Korona virüsün göz sağlığına etkilerine ilişkin değerlendirmelerde bulunan Başakşehir Çam ve Sakura Şehir Hastanesi Göz Bölümü’nden Dr. Yusuf Yıldırım, “Covid ile birlikte farklı klinik tablolarla, farklı hastalıklarla karşılaşabiliyoruz. Korona virüs gözü de ne yazık ki etkiyebiliyor ve enfeksiyon oluşturabiliyor. Bu noktada özellikle en sık bizim karşılaştığımız konjonktivit dediğimiz bir tablo. Tabi buranın enfeksiyonu, gözyaşımızda da bu virüslerin bulunması özellikle başka insanlar açısından bulaş açısından yine de bir risk teşkil edebiliyor. Sadece basit geçici bir konjonktivitin dışında korona virüs ne yazık ki gözümüzün sinir tabakasını, optik sinirimizi, retina dediğimiz bölgeyi hatta bazen gözümün hareketini sağlayan görme, göz kaslarımızın fonksiyonlarını olumsuz etkileyebiliyor. Bunlar genelde geçici bulgular olabiliyor. Ancak yine de kalıcı hasar bırakıp bırakmaması adına muhakkak göz hastalıkları uzmanından destek alınması yine korona virüs tanısı alan hastaların gözle ilgili bir problem yaşadıklarında muhakkak göz muayenelerini yapmaları önemli” dedi.
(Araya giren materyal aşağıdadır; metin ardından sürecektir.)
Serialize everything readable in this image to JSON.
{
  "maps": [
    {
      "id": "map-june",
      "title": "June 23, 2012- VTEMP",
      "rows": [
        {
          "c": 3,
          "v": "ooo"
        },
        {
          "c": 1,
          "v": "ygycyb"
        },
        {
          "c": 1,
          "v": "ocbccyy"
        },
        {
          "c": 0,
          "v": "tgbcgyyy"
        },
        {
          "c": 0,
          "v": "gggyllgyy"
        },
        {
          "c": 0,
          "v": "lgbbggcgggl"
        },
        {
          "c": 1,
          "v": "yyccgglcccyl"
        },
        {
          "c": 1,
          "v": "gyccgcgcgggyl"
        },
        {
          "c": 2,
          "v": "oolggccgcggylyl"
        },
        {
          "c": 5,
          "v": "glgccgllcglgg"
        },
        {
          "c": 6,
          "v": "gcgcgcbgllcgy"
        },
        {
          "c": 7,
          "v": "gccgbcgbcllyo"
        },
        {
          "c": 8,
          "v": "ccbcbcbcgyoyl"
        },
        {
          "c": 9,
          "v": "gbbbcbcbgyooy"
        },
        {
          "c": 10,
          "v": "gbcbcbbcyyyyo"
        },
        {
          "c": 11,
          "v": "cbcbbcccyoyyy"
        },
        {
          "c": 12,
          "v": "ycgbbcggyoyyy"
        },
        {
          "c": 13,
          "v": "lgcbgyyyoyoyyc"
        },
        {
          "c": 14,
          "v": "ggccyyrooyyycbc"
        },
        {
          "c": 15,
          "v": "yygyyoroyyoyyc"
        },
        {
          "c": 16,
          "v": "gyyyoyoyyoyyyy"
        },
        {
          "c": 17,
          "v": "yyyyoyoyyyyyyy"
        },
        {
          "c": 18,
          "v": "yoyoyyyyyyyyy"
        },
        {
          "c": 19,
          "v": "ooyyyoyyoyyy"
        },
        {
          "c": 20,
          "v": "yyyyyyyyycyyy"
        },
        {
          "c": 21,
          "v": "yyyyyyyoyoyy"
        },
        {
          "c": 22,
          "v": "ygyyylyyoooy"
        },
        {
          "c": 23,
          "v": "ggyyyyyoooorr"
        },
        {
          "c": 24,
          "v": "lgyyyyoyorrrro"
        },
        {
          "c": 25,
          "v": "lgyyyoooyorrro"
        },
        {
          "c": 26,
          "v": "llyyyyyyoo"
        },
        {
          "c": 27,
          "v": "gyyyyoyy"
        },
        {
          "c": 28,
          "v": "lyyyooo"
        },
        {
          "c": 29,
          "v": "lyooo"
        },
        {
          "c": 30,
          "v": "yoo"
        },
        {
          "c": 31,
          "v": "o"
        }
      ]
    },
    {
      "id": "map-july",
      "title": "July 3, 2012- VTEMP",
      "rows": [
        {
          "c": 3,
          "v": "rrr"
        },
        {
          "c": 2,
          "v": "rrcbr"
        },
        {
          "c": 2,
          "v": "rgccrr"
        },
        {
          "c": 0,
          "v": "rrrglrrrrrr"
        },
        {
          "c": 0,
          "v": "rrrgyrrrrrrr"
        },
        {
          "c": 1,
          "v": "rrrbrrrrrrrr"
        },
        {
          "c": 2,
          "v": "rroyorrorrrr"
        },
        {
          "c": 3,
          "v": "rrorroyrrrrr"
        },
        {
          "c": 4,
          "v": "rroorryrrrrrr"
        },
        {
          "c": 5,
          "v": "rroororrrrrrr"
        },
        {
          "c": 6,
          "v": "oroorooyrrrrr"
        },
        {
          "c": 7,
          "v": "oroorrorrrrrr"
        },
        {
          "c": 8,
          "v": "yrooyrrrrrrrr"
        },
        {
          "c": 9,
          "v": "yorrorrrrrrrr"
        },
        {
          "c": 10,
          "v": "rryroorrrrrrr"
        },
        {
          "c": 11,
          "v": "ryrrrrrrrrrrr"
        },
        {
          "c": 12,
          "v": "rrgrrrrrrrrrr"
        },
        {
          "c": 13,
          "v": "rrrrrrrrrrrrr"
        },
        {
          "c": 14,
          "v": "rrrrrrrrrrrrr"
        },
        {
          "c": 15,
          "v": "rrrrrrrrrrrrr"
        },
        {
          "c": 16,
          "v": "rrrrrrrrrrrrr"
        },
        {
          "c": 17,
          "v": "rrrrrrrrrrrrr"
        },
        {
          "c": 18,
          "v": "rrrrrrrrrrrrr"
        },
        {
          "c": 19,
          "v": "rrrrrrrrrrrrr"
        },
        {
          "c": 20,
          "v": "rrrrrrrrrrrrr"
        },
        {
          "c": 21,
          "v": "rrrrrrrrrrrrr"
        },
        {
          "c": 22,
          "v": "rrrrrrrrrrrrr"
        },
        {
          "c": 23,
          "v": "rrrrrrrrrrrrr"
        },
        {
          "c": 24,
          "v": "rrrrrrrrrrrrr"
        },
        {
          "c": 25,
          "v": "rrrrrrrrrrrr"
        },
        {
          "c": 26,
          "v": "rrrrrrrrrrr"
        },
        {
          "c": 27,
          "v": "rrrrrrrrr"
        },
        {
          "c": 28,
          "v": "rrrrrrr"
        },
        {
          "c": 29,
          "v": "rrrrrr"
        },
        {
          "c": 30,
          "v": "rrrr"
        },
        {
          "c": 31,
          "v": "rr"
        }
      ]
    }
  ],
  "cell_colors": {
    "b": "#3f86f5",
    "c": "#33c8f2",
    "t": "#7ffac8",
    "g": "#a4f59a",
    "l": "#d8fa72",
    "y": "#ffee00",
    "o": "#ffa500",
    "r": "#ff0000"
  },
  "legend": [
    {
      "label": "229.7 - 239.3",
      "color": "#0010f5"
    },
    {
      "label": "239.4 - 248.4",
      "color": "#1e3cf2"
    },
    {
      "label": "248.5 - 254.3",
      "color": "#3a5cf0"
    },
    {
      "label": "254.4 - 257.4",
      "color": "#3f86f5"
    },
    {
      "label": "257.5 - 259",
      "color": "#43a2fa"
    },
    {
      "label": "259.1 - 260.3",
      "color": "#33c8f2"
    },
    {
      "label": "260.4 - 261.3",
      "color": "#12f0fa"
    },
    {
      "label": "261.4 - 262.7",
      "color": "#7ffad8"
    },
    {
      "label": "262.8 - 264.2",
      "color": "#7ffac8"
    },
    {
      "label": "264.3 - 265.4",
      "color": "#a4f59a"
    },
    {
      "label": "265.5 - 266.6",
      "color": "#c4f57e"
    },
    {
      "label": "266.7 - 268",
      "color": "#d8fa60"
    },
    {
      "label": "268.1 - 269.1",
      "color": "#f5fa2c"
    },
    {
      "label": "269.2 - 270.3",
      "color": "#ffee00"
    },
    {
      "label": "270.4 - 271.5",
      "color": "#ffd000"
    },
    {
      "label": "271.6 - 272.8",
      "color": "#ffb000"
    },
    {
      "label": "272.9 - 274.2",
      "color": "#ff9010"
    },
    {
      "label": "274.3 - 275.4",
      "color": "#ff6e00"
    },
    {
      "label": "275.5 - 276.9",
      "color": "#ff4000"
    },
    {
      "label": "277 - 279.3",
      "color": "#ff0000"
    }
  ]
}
Maske, mesafe ve hijyen tedbirlerinin gevşetilmesi nedeniyle önümüzdeki süreçte göz enfeksiyonlarında artış olmasını beklediğini belirten Dr. Yusuf Yıldırım, “Geçmişte biz sıklıkla göz nezlesi dediğimiz göz enfeksiyonlarıyla karşılaşmaktaydık. Son 1-2 yılda aslında biraz sıklığı azaldı. Bunun da temel nedeni Covid-19’dan özellikle hijyenimize dikkat etmemiz, maske kullanmamız ve yakın temastan kaçınmamızdı. Tabi ne yazık ki toplumsal olarak son dönemlerde biraz daha bu tedbirleri gevşettik. Önümüzdeki süreçte ne yazık ki bu tip virüslere bağlı göz enfeksiyonları da artacak. Bu noktada yapılaması gereken; yine el hijyeninin sağlanması tek kullanımlık havluların kullanılması, tokalaşmaktan, sarılmaktan, öpüşmekten biraz uzak durmak sadece korona virüse değil diğer virüslerin gözümüzde ve bedenimizde oluşturacakları etkilere de önlem olacaktır. Genel olarak bakıldığında her zaman korona hastalarında göz bulgularıyla karşılaşmıyoruz. Sıklıkla gözde kızarıklıkla, sulanmayla birlikte oluşan konjonktivit dediğimiz o konjoktiva dokusunun enflamasyonuyla bu tip hastalarımız bize geliyor. Bunlar da genellikle 3 Covid hastasından bir tanesinde gözüküyor gibi söyleyebiliriz. Muhtemelen önümüzdeki süreçte daha ziyade adenovirüs dediğimiz virüslere bağlı enfeksiyonlarla daha sık karşılaşacağız. Bunun da temel tedbiri hijyen ve özellikle mesafeye dikkat etmek” şeklinde konuştu.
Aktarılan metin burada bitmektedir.